Des dizaines d’autres couronnes ont été déposées au monument par des membres de nombreuses organisations d’anciens combattants, d’associations, du corps diplomatique, et du public.

Le rabbin Reuven P. Bulka, aumônier honoraire de la Direction nationale, a ensuite offert sa bénédiction : « Que ceux qui ont servi et ceux qui servent vivent leur vie dans un monde libre de terreur et où règne la tranquillité, un monde pour lequel ils se sont battus, ce pour quoi nous leur disons à nouveau, ensemble : bravo! »

God Save the Queen a signalé la fin de la cérémonie officielle.
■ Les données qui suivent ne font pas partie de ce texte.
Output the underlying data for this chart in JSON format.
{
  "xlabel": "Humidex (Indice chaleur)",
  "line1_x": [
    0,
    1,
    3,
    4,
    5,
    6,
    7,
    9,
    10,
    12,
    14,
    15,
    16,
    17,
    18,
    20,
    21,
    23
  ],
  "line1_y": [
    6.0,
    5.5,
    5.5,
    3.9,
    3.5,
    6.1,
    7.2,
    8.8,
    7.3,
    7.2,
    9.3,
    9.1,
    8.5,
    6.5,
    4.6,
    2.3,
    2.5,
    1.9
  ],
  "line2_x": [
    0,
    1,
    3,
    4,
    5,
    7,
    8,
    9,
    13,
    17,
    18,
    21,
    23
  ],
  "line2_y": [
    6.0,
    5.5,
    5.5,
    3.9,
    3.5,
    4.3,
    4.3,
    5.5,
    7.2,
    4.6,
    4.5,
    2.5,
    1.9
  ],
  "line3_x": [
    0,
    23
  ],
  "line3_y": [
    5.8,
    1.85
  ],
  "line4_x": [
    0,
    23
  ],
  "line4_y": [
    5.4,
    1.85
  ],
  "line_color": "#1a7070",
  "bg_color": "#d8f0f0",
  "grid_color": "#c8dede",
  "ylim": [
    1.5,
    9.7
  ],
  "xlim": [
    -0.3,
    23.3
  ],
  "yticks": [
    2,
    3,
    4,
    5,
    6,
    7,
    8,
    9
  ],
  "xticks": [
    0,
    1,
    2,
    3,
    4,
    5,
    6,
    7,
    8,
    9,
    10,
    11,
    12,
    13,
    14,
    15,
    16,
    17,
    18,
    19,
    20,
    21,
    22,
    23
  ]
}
Les membres du cortège vice-royal ont chacun son tour salué et remercié les anciens combattants invalides et les autres mères de la Croix d’argent assis à côté du cénotaphe avant de se rendre à la base du salut qui donnait sur la rue Wellington pour passer en revue les anciens combattants, les soldats et les cadets. Les applaudissements ont retenti sur la place pendant que les anciens combattants défilaient.

Vance and Sajjan

Le général Jonathan Vance, chef d’état-major de la défense et Harjit Sajjan, ministre de la Défense nationale (dessous) saluent les cadets, le jour du Souvenir, au Monument commémoratif de guerre du Canada. [Metropolis Studio]

Une foule immense s’est rapprochée de la Tombe du Soldat inconnu lorsque les barricades des rues de traverse ont été enlevées. Chaque personne a attendu calmement qu’arrive son tour de déposer son coquelicot sur la Tombe, qui fut entièrement couverte de rouge dans la demi-heure. Deux mélodies éthérées mais qu’on ne peut pas ne pas reconnaitre provenaient du carillon de la Tour de la Paix pendant que les gens repartaient : It’s a Long, Long Way to Tipperary et Mademoiselle from Armentières, qui font toutes deux parties du medley servant de marche régimentaire au PPCLI, le régiment du caporal Anderson.